The Wall Street Journal just published a nice description of how Apple is trying to become less dependent on Samsung for its component, but having difficulty getting the components it needs elsewhere. Samsung is the best supplier for many components, and for some component it even extends its reach through ownership and alliances with alternative suppliers. In some areas Apple can leave Samsung (certain chips); in others it tries to turn around and finds that it meets Samsung again (large high-quality screens).
The reason for separating is clear enough: Apple and Samsung are competing intensely in the smartphone market, and the competition is so intense that it now takes place through prices (but as little as possible because both want to earn a profit), innovative features (with Samsung currently leading on the hardware side), and legal challenges (with Apple ahead in blocking products for patent violations). The smartphone market is seen as strategically important for both companies, and Apple may in fact be more dependent on it than Samsung.
Apple really does not want to lose this fight, and there are concerns that Samsung holds too much knowledge about Apple product development and market estimates through its role as a key supplier of technologies for its iPhones. The worry does not extend all the way to Samsung suddenly failing to deliver: Apple is a too valuable customer for Samsung to consider such dirty tricks. But even if Samsung delivers everything Apple asks for at competitive prices, Apple still has a problem if the cash and knowledge from that business helps Samsung strengthen its mobile phone business.
The situation is a familiar one from research on alliances. Alliances last longer if the partners need each other for an extended period of time.

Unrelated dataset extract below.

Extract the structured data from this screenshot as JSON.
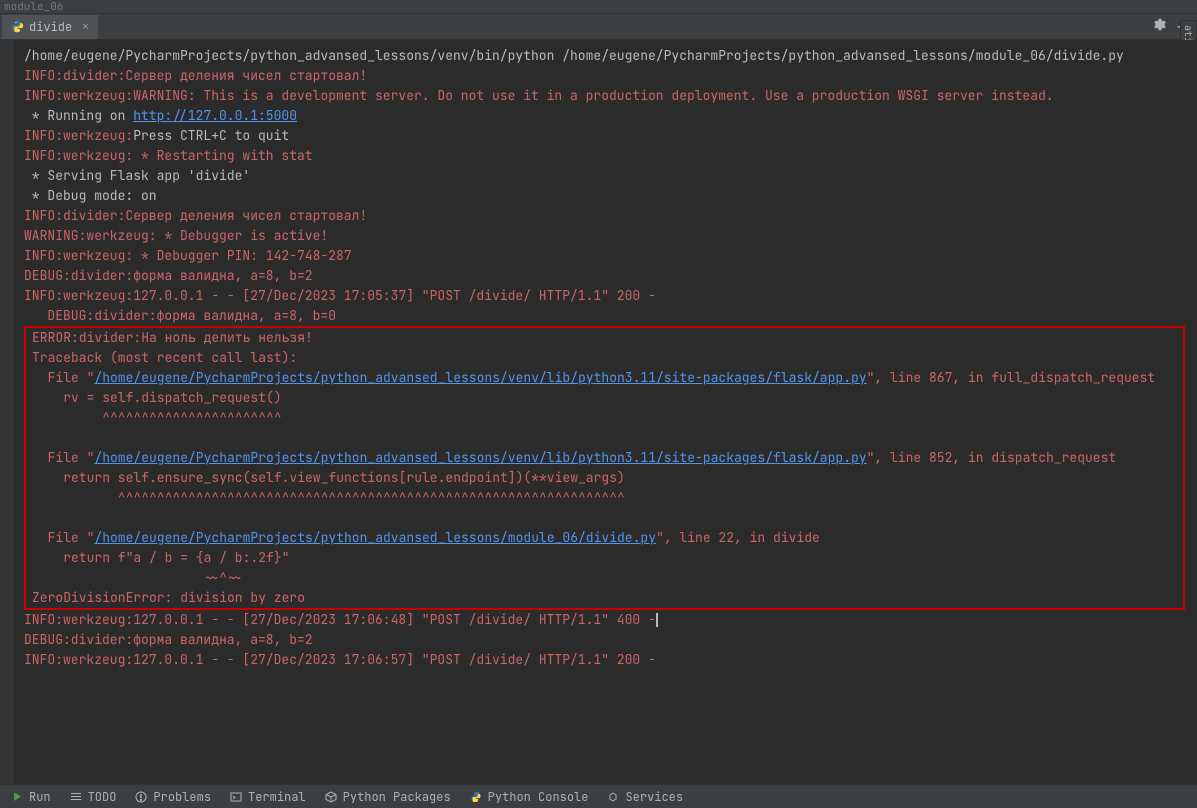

Their goals have to match each other, and both wanting to be the world’s dominant supplier of mobile phones is not a good example of goals that match. Apple is determined not to produce components itself; it is not that type of company. So it needs suppliers, and Apple products are so tightly integrated that in practice any supplier of critical components becomes an implicit alliance partner. When the alliance with one goes sour, Apple needs to look elsewhere.
But here it faces a problem that is becoming increasingly common in its industry. Rapid technological changes and extreme demands for factory size are making firms drop out of the market, so there are fewer suppliers available in many critical markets. Hitoshi Mitsuhashi, Joel Baum, and I published a paper showing that firms left alliances when better partners were available outside their current alliance. Apple versus Samsung is really just the reverse: Apple would like to leave, but the options outside Samsung are limited. So, we can expect the awkward on and off relationship to continue.
Greve, Henrich R., Hitoshi Mitsuhashi, and Joel A. C.Baum. 2013. "Greener pastures: Outside options and strategic alliance withdrawal." Organization Science 24(1):79-98.
Lessin, Jessica E., Lorraine Luk, and Juro Osawa. Apple Finds It Difficult to Divorce Samsung. Wall Street Journal, June 28, 2013.